Well certainly removing/escaping all tags would make a markup language more secure. However the whole point of Markdown is that it allows users to include arbitrary HTML tags as well as its own forms of markup(*). When you are allowing HTML, you have to clean/whitelist the output anyway, so you might as well do it after the markdown conversion to catch everything.
*: It's a design decision I don't agree with at all, and one that I think has not proven useful at SO, but it is a design decision and not a bug.
Incidentally, step 3 should be ‘output to page’; this normally takes place at the output stage, with the database containing the raw submitted text.
insert into database
convert markdown to html
sanitize html (w/whitelist)
use Text::Markdown ();
use HTML::StripScripts::Parser ();
my $hss = HTML::StripScripts::Parser->new(
Context => 'Document',
AllowSrc => 0,
AllowHref => 1,
AllowRelURL => 1,
AllowMailto => 1,
EscapeFiltered => 1,
strict_comment => 1,
strict_names => 1,
convert markdown to html
sanitize html (w/whitelist)
insert into database
Here, the assumptions are
Given dangerous HTML, the sanitizer can produce safe HTML.
The definition of safe HTML will not change, so if it is safe when I insert it into the DB, it is safe when I extract it.
sanitize markdown (remove all tags - no exceptions)
convert to html
insert into database
Here the assumptions are
Given dangerous markdown, the sanitizer can produce markdown that when converted to HTML by a different program will be safe.

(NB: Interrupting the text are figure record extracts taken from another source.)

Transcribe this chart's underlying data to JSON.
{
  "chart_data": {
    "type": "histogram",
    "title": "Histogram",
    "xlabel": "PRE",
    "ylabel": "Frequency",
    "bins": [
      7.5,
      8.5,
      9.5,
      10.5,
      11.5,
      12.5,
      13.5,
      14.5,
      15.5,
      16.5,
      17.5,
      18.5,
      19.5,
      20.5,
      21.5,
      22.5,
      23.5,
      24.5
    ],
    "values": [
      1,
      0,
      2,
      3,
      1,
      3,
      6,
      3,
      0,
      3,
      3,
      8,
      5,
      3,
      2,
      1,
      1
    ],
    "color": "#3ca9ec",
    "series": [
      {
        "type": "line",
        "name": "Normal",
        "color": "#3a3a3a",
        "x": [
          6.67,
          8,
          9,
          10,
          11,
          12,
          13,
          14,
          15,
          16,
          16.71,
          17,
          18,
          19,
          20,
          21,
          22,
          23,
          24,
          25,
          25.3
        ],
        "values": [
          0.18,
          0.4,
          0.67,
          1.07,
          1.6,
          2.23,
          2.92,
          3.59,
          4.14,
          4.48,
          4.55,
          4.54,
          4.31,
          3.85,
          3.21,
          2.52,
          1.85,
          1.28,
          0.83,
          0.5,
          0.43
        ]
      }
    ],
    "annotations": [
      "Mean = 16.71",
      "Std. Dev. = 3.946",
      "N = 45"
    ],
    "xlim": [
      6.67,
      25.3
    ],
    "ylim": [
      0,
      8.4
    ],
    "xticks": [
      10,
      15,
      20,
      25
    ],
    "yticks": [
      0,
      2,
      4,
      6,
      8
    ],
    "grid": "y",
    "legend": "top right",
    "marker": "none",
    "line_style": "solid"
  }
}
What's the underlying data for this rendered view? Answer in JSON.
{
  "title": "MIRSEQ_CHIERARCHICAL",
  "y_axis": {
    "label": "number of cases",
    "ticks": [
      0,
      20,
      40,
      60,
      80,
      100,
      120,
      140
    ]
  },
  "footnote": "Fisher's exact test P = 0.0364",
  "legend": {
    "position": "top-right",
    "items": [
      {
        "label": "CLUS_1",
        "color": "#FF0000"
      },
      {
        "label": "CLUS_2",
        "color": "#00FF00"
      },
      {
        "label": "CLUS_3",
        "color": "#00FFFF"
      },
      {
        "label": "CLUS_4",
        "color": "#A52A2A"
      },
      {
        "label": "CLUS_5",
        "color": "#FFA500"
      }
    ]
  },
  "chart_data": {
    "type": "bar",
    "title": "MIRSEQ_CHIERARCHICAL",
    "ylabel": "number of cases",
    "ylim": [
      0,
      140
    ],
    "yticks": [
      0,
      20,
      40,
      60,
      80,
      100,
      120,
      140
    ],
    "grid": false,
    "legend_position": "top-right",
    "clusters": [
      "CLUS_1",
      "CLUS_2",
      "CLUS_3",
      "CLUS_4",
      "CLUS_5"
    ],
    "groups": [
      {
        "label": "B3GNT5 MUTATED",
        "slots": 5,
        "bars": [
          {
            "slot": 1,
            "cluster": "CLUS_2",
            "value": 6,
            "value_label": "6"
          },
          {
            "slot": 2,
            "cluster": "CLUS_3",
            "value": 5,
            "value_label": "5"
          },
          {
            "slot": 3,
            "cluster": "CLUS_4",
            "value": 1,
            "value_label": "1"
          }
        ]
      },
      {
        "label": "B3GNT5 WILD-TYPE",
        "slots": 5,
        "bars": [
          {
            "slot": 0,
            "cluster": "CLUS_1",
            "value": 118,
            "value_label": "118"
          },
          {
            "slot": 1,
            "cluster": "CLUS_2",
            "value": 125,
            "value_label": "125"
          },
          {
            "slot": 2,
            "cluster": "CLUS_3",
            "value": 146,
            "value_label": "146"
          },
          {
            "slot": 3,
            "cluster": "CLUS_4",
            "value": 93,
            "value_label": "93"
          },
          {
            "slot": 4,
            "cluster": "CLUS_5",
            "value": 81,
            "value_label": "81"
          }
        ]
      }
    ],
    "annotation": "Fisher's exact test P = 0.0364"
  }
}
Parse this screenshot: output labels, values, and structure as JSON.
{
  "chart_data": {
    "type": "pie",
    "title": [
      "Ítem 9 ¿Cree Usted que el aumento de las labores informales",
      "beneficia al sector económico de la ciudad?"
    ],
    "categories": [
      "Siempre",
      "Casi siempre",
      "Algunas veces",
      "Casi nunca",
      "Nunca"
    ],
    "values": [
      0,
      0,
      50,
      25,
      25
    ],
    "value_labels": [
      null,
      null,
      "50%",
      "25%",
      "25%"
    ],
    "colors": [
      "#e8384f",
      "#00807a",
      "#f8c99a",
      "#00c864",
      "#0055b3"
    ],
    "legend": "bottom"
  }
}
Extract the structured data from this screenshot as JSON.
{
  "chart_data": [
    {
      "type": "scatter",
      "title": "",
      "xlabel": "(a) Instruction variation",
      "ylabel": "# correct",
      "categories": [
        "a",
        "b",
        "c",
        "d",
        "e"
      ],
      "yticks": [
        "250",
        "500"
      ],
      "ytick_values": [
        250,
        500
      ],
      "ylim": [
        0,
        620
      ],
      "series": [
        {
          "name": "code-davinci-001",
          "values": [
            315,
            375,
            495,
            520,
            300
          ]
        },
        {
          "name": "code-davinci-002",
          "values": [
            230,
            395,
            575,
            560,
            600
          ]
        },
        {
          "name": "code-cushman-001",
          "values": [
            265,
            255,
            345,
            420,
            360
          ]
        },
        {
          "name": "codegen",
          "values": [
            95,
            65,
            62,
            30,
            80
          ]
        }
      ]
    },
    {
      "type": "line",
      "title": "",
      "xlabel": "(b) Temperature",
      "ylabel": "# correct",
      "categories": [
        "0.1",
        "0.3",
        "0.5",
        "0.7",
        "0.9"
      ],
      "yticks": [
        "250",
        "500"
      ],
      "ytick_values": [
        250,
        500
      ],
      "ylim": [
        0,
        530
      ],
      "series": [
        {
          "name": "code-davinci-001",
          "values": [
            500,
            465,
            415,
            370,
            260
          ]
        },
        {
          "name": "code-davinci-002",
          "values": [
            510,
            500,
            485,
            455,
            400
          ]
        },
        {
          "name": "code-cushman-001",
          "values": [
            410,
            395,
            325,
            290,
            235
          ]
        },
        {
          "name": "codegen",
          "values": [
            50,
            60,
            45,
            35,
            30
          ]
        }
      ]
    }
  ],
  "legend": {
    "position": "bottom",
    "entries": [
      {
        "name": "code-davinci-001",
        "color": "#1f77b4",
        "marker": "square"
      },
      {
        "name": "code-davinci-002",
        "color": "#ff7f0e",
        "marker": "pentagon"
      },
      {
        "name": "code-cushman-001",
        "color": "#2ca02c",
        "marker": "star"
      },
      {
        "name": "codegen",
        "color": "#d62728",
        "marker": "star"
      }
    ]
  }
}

The definition of safe HTML will not change, so if it is safe when I insert it into the DB, it is safe when I extract it.
The markdown sanitizer has to know not just about dangerous HTML and dangerous markdown, but how the markdown->HTML converter does its job. That makes it more complex, and more likely to be wrong than the simpler unsafeHTML->safeHTML function above.
As a concrete example, "remove all tags" assumes you can identify tags, and would not work against UTF-7 attacks. There might be other encoding attacks out there that render this assumption moot, or there might be a bug that causes the markdown->HTML program to convert (full-width '<', exotic white-space characters stripped by markdown, SCRIPT) into a <script> tag.
The most secure would be:
sanitize markdown (remove all tags - no exceptions)
convert markdown to HTML
sanitize HTML
insert into a DB column marked risky
re-sanitize HTML every time you fetch that column from the DB
That way, when you update your HTML sanitizer you get protection against any newly discovered attacks. This is often inefficient, but you can get pretty good security by storing a timestamp with HTML inserted so that you can tell which might have been inserted during the time when someone knew about an attack that gets past your sanitizer.